Indigo went into the distribution centres with lean methodology, using a cross-section of employees — many had worked for the company for more than a decade, said Dunne.

“We looked at the picker-packer processes that are used for fulfillment,” she said. “The employees redesigned it in five days… and we increased productivity by over 30 per cent.”

The employees redesigned the carts they had been using for more than a decade and eliminated a lot of wasted time spent looking for the right box for a customer shipment. The company used to have a role of picker-packer but now the roles have been separated into two jobs — picker and packer.

“Our employees were very satisfied with the blend of picking and packing in their work and they preferred that to specialization. But they identified the fact that specialization drove productivity and allowed them to better meet our customers’ needs. We will carefully manage the implementation of the changes so that we keep engagement levels high,” she said.

Hendry found it interesting that when burning platforms are created, a solution is usually found.

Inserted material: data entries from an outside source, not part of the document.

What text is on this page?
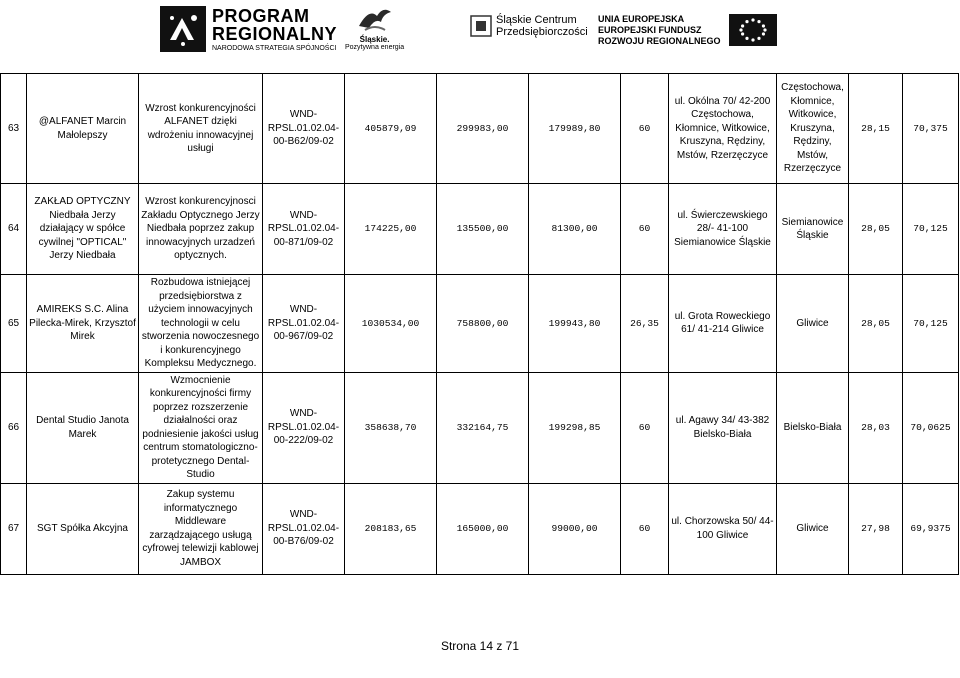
PROGRAM
REGIONALNY
NARODOWA STRATEGIA SPÓJNOŚCI
Śląskie.
Pozytywna energia
Śląskie Centrum
Przedsiębiorczości
UNIA EUROPEJSKA
EUROPEJSKI FUNDUSZ
ROZWOJU REGIONALNEGO
63	@ALFANET Marcin Małolepszy	Wzrost konkurencyjności ALFANET dzięki wdrożeniu innowacyjnej usługi	WND-RPSL.01.02.04-00-B62/09-02	405879,09	299983,00	179989,80	60	ul. Okólna 70/ 42-200 Częstochowa, Kłomnice, Witkowice, Kruszyna, Rędziny, Mstów, Rzerzęczyce	Częstochowa, Kłomnice, Witkowice, Kruszyna, Rędziny, Mstów, Rzerzęczyce	28,15	70,375
64	ZAKŁAD OPTYCZNY Niedbała Jerzy działający w spółce cywilnej "OPTICAL" Jerzy Niedbała	Wzrost konkurencyjnosci Zakładu Optycznego Jerzy Niedbała poprzez zakup innowacyjnych urzadzeń optycznych.	WND-RPSL.01.02.04-00-871/09-02	174225,00	135500,00	81300,00	60	ul. Świerczewskiego 28/- 41-100 Siemianowice Śląskie	Siemianowice Śląskie	28,05	70,125
65	AMIREKS S.C. Alina Pilecka-Mirek, Krzysztof Mirek	Rozbudowa istniejącej przedsiębiorstwa z użyciem innowacyjnych technologii w celu stworzenia nowoczesnego i konkurencyjnego Kompleksu Medycznego.	WND-RPSL.01.02.04-00-967/09-02	1030534,00	758800,00	199943,80	26,35	ul. Grota Roweckiego 61/ 41-214 Gliwice	Gliwice	28,05	70,125
66	Dental Studio Janota Marek	Wzmocnienie konkurencyjności firmy poprzez rozszerzenie działalności oraz podniesienie jakości usług centrum stomatologiczno-protetycznego Dental-Studio	WND-RPSL.01.02.04-00-222/09-02	358638,70	332164,75	199298,85	60	ul. Agawy 34/ 43-382 Bielsko-Biała	Bielsko-Biała	28,03	70,0625
67	SGT Spółka Akcyjna	Zakup systemu informatycznego Middleware zarządzającego usługą cyfrowej telewizji kablowej JAMBOX	WND-RPSL.01.02.04-00-B76/09-02	208183,65	165000,00	99000,00	60	ul. Chorzowska 50/ 44-100 Gliwice	Gliwice	27,98	69,9375
Strona 14 z 71
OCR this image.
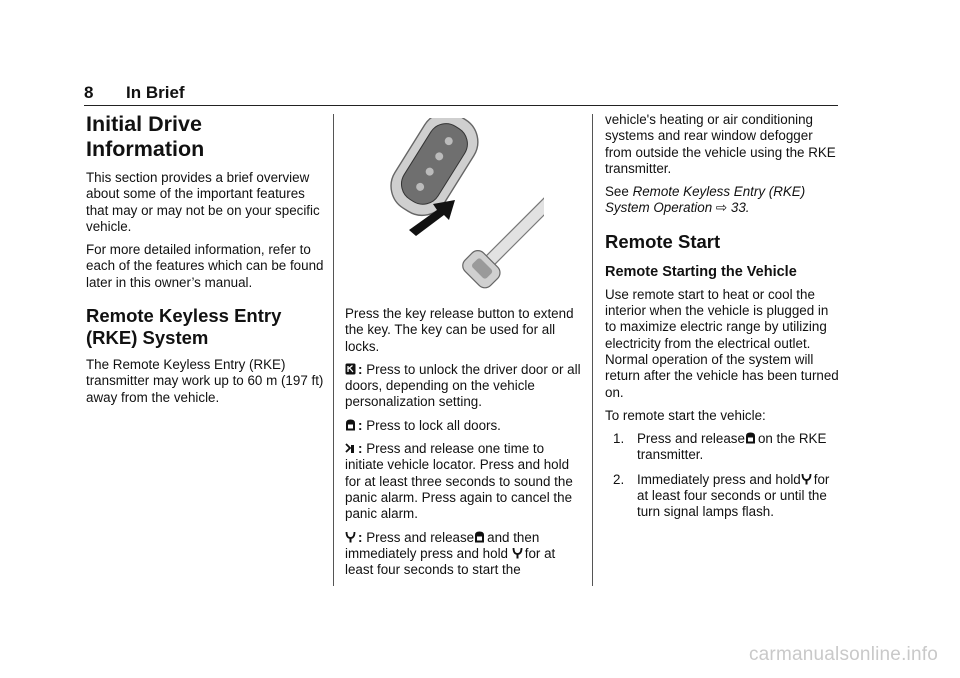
8 In Brief
Initial Drive Information

This section provides a brief overview about some of the important features that may or may not be on your specific vehicle.

For more detailed information, refer to each of the features which can be found later in this owner’s manual.

Remote Keyless Entry (RKE) System

The Remote Keyless Entry (RKE) transmitter may work up to 60 m (197 ft) away from the vehicle.

Press the key release button to extend the key. The key can be used for all locks.

: Press to unlock the driver door or all doors, depending on the vehicle personalization setting.

: Press to lock all doors.

: Press and release one time to initiate vehicle locator. Press and hold for at least three seconds to sound the panic alarm. Press again to cancel the panic alarm.

: Press and release and then immediately press and hold for at least four seconds to start the

vehicle's heating or air conditioning systems and rear window defogger from outside the vehicle using the RKE transmitter.

See Remote Keyless Entry (RKE) System Operation ⇨ 33.

Remote Start
Remote Starting the Vehicle

Use remote start to heat or cool the interior when the vehicle is plugged in to maximize electric range by utilizing electricity from the electrical outlet. Normal operation of the system will return after the vehicle has been turned on.

To remote start the vehicle:

1. Press and release on the RKE transmitter.
2. Immediately press and hold for at least four seconds or until the turn signal lamps flash.
carmanualsonline.info
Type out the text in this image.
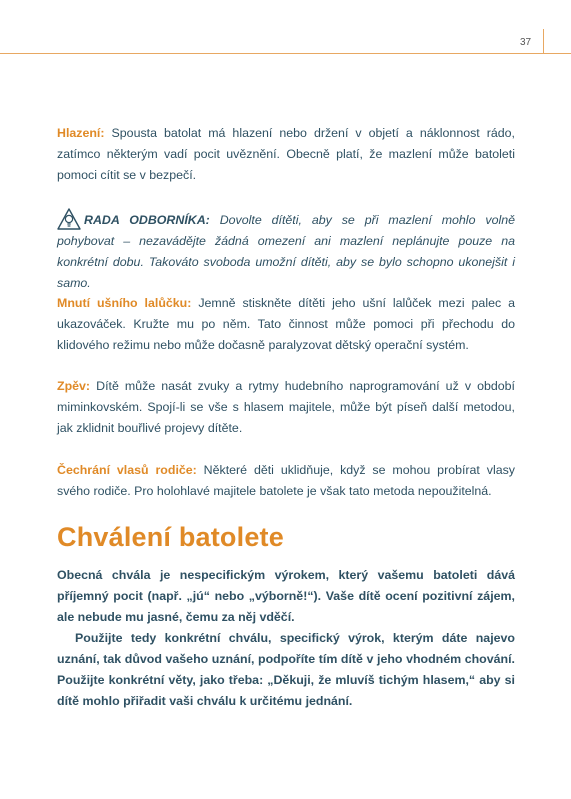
37

Hlazení: Spousta batolat má hlazení nebo držení v objetí a náklonnost rádo, zatímco některým vadí pocit uvěznění. Obecně platí, že mazlení může batoleti pomoci cítit se v bezpečí.

RADA ODBORNÍKA: Dovolte dítěti, aby se při mazlení mohlo volně pohybovat – nezavádějte žádná omezení ani mazlení neplánujte pouze na konkrétní dobu. Takováto svoboda umožní dítěti, aby se bylo schopno ukonejšit i samo.

Mnutí ušního lalůčku: Jemně stiskněte dítěti jeho ušní lalůček mezi palec a ukazováček. Kružte mu po něm. Tato činnost může pomoci při přechodu do klidového režimu nebo může dočasně paralyzovat dětský operační systém.

Zpěv: Dítě může nasát zvuky a rytmy hudebního naprogramování už v období miminkovském. Spojí-li se vše s hlasem majitele, může být píseň další metodou, jak zklidnit bouřlivé projevy dítěte.

Čechrání vlasů rodiče: Některé děti uklidňuje, když se mohou probírat vlasy svého rodiče. Pro holohlavé majitele batolete je však tato metoda nepoužitelná.

Chválení batolete

Obecná chvála je nespecifickým výrokem, který vašemu batoleti dává příjemný pocit (např. „jú“ nebo „výborně!“). Vaše dítě ocení pozitivní zájem, ale nebude mu jasné, čemu za něj vděčí.

Použijte tedy konkrétní chválu, specifický výrok, kterým dáte najevo uznání, tak důvod vašeho uznání, podpoříte tím dítě v jeho vhodném chování. Použijte konkrétní věty, jako třeba: „Děkuji, že mluvíš tichým hlasem,“ aby si dítě mohlo přiřadit vaši chválu k určitému jednání.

“And if you’re the CEO, you’re saying, ‘Why did I have to do this to generate this sort of change? It’s part of your role as an executive. You should be living this, thinking it all the time. So why must it take me hitting you about with a two-by-four?’” he said.

Warren Bell, executive vice-president and CHRO at the Ontario Municipal Employees Retirement System (OMERS) in Toronto, said it’s becoming increasingly obvious that getting people to do new things isn’t hard.

“But getting people to stop doing old things is really hard,” he said. “Sometimes, leaders get sucked into thinking it’s easy to get people to do new things. But the reality is you might be creating huge inefficiencies in the organization by not dealing with the other part of the process.”

And when roadblocks appear, or resistance to change, sometimes the best solution is to look outside the company for fresh thinking — “Hire some people who don’t know anything about it, and they can do it,” said Bell.

That’s what Holland Bloorview did to bring the autism number down — “We brought in some people who just ask questions: ‘Why do you do it that way?’” said Hunter.

Talent management

Suanne Nielsen, senior vice-president and chief talent officer at Foresters in Toronto, said the biggest development that surprised her over the last year was how high profile the topic of talent management has become.

“We’ve all seen the research that talent issues are becoming among the top risks about which CEOs and boards are concerned,” she said. “In a recent planning meeting among Foresters’ leadership team, I was pleasantly surprised to note that virtually every executive who presented talked about how their talent priorities lined up to their business plans to ensure they had the right people with the right capabilities in the right roles in order to achieve their business goals. It seemed like only yesterday that I was the only executive who talked about talent in the organization.”